# Australian humour



## triplefan (Sep 3, 2008)

A bloke's wife goes missing while diving off the West Australian coast.
He reports the event, searches fruitlessly and spends a terrible night wondering what could have happened to her.

Next morning there's a knock at the door and he is confronted by a couple of policemen, the old Sarge and a younger Constable.

The Sarge says, 'Mate, we have some news for you, unfortunately some really bad news, but, some good news, and maybe some more good news'. 
'Well,' says the bloke, 'I guess I'd better have the bad news first?'

The Sarge says, 'I'm really sorry mate, but your wife is dead. Young Bill here found her lying at about five fathoms in a little cleft in the reef. He got a line around her and we pulled her up, but she was dead.'

The bloke is naturally pretty distressed to hear of this and has a bit of a turn. But after a few minutes he pulls himself together and asks what 
the good news is.

The Sarge says, 'Well when we got your wife up there were quite a few really good sized crays and a swag of nice crabs attached to her, so we've brought you your share.'

He hands the bloke a sugar bag with a couple of nice crays and four or five crabs in it.

'Geez thanks. They're bloody beauties. I guess it's an ill wind and all that... So what's the other possible good news?

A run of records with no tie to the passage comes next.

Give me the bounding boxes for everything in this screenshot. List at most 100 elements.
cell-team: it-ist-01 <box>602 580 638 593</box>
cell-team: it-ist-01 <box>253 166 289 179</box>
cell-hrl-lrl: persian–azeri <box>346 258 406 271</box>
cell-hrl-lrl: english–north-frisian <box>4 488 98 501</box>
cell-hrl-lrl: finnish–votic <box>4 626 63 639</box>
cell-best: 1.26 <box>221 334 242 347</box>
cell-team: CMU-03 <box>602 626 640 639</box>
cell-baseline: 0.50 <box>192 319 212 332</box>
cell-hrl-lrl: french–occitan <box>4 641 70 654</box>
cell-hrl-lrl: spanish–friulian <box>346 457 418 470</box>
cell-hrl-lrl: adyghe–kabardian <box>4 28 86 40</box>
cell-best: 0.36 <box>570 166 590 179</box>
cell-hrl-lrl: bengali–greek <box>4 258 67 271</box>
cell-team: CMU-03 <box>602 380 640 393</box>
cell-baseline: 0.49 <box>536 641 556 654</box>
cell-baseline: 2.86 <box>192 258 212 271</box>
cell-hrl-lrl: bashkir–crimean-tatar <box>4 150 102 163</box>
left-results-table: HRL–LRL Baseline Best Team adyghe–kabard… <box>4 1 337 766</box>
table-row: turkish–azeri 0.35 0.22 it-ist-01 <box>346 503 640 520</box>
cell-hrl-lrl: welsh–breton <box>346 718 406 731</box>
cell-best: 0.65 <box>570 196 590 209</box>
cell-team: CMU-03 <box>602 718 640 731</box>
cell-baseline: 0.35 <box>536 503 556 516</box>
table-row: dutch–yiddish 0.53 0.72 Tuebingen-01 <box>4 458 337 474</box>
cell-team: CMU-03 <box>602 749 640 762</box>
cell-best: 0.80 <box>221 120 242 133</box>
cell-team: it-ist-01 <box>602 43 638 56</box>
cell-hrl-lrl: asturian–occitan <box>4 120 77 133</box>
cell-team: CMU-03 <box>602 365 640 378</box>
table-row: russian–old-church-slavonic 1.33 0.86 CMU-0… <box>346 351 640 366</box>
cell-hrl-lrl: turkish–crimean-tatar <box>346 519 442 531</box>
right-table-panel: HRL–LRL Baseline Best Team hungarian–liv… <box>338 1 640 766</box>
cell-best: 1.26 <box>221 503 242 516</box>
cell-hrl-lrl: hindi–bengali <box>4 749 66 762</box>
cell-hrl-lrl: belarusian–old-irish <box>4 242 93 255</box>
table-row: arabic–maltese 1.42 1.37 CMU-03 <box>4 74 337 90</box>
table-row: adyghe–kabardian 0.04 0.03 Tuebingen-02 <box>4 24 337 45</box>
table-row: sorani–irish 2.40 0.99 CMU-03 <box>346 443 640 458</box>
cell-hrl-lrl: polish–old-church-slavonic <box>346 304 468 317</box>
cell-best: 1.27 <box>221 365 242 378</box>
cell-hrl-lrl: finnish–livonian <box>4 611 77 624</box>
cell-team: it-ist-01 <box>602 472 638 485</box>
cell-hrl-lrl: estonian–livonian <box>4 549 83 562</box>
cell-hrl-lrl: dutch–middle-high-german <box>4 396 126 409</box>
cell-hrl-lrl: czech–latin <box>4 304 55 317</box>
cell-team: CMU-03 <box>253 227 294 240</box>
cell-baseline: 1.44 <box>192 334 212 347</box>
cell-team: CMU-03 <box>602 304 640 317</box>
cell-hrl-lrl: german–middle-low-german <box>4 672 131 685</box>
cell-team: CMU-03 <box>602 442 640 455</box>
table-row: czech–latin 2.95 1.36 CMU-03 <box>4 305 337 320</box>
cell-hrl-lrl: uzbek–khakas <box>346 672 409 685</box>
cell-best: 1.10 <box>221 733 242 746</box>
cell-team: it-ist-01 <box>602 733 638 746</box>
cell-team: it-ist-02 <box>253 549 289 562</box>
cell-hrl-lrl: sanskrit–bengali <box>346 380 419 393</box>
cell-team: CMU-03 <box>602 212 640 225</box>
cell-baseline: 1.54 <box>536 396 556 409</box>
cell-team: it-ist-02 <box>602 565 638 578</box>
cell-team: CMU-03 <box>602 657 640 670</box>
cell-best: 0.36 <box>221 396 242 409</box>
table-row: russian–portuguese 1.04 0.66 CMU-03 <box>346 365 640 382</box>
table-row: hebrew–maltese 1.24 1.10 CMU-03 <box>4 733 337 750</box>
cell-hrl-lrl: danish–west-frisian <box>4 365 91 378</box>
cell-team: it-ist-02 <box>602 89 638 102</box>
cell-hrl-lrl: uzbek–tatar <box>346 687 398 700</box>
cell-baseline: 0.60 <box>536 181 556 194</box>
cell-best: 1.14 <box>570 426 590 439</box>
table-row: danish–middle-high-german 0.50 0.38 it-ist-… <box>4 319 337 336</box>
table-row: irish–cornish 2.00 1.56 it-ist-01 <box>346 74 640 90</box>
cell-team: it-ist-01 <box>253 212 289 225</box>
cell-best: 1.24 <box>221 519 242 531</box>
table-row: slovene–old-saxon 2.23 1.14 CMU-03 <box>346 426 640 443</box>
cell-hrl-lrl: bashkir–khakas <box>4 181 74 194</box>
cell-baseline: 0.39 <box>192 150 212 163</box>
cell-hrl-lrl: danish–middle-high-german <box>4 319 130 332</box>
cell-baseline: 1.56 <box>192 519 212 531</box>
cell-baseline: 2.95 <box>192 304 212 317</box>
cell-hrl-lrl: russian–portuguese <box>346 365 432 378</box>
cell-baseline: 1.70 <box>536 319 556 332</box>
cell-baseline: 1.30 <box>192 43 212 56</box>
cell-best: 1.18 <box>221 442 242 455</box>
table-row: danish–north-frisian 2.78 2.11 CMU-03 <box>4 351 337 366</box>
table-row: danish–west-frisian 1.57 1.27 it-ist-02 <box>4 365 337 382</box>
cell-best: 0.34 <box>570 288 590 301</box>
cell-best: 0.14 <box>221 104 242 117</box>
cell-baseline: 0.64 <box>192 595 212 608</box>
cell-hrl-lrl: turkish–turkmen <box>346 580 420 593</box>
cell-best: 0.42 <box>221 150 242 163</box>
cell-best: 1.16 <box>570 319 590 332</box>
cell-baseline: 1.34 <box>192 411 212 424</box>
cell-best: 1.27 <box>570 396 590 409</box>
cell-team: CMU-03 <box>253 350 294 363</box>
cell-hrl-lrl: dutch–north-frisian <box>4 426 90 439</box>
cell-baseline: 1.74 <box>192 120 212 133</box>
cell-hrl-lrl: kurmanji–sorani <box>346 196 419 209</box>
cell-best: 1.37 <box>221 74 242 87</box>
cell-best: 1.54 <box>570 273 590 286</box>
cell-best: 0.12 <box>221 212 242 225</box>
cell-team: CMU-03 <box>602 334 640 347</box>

'Well', the Sarge says, 'if you fancy a quick trip, me and young Bill here get off duty at around 11 o'clock and we're gonna shoot over there and
pull her up again!


----------



## Nilesong (Jan 19, 2009)

:lol: :lol:


----------



## Dundee tt (May 13, 2004)

:lol: :lol: :lol: :lol: :lol:


----------



## Charlie (Dec 15, 2006)

Very good and didn't see the punchline coming :lol: :lol: :lol: :lol: :lol:

Charlie


----------



## Ady. (Oct 25, 2009)

:lol: :lol:


----------